Liz Davies KC: The fact that landlords are required to be registered will raise the bar for good landlords. We do not yet know what information should be on the database. I cannot remember whether it is in the Bill or the explanatory notes, but it is assumed that any enforcement action or rent repayment orders they have had to make—anything that affects their quality as a landlord—will be there. That must raise the bar and set a minimum standard for landlords, which we currently do not have. Tenants, frequently those at the bottom of the market, are then subject to the consequences and disadvantages of that, so having that bar is really important.

The other thing is that making the information, when we know what it is, publicly available is extremely important because it holds landlords to account. Finally, it also affects the local authority’s ability to bring the various enforcement measures they have under both the Housing Act 2004 and the Bill.

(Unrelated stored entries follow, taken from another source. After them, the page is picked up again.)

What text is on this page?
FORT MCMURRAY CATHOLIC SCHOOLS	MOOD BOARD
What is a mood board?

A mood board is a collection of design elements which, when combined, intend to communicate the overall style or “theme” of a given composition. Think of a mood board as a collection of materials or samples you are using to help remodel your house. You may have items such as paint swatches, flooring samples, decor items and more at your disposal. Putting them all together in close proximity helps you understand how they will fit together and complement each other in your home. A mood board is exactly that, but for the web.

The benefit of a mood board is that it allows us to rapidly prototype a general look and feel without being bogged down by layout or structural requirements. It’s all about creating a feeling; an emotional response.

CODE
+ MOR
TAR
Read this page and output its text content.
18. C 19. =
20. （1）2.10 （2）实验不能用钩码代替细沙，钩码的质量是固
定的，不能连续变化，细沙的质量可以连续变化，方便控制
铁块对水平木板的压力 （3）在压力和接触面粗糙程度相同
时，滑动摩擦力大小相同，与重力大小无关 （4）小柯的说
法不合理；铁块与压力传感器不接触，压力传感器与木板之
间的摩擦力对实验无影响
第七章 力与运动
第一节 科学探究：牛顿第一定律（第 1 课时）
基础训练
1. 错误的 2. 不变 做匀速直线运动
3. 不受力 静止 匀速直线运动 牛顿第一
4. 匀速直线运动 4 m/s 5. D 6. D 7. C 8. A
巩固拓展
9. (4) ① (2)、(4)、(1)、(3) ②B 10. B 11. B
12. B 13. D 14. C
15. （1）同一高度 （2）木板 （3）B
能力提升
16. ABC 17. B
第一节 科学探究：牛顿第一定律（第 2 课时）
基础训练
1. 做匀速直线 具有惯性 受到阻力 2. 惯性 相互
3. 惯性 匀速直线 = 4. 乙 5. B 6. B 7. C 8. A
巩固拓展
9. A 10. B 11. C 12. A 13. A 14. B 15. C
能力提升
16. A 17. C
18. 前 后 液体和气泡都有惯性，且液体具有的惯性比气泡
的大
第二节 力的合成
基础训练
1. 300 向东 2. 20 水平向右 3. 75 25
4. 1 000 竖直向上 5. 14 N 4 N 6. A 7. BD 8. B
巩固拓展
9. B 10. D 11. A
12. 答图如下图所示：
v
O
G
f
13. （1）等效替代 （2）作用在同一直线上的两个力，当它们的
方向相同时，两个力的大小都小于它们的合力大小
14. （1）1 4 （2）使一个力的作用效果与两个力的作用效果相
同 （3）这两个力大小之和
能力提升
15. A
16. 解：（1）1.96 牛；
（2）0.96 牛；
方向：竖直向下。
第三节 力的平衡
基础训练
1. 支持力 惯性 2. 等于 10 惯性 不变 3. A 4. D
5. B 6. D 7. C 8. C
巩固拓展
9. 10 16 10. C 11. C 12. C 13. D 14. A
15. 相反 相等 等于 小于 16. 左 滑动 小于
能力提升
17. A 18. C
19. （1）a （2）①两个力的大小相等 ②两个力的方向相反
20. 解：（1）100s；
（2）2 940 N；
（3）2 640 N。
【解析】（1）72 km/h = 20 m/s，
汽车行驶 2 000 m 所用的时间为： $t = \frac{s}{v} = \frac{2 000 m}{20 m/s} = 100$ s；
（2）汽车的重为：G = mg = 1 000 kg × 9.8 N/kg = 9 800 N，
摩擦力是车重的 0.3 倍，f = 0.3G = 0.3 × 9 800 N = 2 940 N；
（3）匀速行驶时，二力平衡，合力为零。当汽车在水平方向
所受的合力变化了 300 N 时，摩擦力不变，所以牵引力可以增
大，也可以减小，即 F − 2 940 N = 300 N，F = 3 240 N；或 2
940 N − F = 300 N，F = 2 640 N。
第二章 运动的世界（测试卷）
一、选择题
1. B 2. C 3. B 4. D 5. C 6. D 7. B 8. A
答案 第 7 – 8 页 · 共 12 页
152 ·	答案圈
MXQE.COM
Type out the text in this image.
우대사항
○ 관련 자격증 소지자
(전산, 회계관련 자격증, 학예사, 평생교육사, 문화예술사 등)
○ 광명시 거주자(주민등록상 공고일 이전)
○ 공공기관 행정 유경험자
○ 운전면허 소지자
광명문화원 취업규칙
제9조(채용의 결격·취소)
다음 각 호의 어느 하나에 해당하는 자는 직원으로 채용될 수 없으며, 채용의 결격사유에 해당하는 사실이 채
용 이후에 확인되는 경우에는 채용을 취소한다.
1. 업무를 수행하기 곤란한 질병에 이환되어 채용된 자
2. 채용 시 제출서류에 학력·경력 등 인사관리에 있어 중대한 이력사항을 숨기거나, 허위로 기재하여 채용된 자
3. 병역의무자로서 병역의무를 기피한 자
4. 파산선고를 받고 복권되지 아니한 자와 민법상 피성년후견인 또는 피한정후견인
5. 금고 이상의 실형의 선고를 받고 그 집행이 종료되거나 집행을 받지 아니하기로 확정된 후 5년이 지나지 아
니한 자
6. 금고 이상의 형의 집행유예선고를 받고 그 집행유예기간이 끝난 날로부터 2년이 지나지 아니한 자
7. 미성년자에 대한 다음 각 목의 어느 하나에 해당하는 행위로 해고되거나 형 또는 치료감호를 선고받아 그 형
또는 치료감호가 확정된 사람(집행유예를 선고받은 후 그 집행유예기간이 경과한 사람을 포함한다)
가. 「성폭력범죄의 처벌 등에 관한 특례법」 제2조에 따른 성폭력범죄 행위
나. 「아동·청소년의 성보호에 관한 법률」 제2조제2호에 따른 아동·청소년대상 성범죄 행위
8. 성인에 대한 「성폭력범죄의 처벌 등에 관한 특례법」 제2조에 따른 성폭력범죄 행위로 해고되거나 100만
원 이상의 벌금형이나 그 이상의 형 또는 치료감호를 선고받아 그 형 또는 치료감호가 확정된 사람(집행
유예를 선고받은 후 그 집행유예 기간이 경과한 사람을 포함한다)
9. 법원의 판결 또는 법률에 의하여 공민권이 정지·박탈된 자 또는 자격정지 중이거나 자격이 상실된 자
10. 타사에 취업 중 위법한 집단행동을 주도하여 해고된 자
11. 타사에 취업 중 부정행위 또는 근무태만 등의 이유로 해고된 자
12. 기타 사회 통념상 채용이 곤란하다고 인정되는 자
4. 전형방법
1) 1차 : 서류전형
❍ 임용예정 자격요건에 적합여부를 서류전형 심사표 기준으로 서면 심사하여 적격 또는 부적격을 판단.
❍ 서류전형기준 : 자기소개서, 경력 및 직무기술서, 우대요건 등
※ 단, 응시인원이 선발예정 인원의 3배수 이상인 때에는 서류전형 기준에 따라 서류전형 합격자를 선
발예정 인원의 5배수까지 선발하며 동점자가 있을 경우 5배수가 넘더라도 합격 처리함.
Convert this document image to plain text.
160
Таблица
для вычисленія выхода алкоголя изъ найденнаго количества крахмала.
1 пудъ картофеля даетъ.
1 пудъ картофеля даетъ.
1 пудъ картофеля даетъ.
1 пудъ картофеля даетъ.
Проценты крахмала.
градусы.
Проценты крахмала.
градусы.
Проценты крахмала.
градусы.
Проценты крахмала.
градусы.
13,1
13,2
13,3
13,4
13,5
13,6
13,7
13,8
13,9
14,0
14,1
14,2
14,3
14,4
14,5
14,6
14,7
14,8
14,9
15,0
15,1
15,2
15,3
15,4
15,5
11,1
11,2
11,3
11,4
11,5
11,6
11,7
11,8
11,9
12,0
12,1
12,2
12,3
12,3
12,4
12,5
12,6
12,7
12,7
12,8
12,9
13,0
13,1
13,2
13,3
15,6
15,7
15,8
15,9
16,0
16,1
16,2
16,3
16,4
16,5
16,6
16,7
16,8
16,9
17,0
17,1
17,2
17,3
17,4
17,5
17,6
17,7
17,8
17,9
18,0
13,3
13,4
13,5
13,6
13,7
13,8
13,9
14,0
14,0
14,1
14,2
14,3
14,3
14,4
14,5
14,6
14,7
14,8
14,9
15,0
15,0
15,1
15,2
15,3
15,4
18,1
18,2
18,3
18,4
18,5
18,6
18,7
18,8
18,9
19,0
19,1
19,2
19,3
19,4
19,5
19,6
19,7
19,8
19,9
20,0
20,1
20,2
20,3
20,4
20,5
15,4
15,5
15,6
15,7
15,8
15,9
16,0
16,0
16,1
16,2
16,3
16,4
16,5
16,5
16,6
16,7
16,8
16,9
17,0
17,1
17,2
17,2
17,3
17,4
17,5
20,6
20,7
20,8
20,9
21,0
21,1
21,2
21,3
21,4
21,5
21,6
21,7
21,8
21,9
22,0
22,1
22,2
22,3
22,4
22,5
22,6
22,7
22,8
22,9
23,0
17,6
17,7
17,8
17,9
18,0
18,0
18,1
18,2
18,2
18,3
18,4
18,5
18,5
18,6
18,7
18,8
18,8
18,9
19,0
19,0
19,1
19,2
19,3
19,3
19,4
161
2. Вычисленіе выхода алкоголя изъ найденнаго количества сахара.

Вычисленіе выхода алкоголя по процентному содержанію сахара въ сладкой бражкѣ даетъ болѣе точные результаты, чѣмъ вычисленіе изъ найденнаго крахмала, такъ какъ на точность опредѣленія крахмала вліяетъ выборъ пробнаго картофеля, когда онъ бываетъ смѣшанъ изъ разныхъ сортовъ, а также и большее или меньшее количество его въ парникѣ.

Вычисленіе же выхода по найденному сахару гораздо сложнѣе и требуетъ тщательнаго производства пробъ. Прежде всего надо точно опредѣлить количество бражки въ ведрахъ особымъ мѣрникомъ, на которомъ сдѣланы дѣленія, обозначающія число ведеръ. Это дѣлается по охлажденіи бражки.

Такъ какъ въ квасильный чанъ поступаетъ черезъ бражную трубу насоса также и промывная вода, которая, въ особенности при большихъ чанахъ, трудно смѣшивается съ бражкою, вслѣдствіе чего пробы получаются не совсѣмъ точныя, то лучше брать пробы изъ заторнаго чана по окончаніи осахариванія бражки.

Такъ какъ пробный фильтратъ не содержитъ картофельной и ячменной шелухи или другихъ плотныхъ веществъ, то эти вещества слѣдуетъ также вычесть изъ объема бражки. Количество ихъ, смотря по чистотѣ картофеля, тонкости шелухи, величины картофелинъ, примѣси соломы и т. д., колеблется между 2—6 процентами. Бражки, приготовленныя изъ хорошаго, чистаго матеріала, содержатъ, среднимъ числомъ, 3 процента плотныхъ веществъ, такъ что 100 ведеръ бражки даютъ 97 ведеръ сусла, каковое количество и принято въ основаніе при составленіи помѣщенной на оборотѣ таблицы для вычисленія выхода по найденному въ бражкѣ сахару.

Justin Bates KC: I did not hear Ben Beadle’s evidence this morning, but if you get the right details on the database—so that it is a publicly searchable database that shows you whether your landlord has done anything in a list of prohibited things and so that it has details about the safety of the building, for example whether the gas safety certificate has been uploaded or not—I would have thought that he and the NRLA would have been crying out for something like the landlord database. It gives them what they have always wanted: a way of differentiating the good landlord from the bad landlord and a simple way for a tenant to identify the good landlord and the bad landlord. If I put your name in and it comes up on the database that you are subject to a banning order, I probably should not rent from you. If I put the property address in and discover a prohibition order—those are registered on the database—I probably should not live there. That is what you should be able to do if you can get the database to work properly.

The way you have done it, for obvious reasons, it is all at the level of principle. The critical information is what you will do in secondary legislation about what is accessible. But if you get the database right, you go a really long way towards helping tenants to make informed decisions and helping good landlords to drive bad landlords out.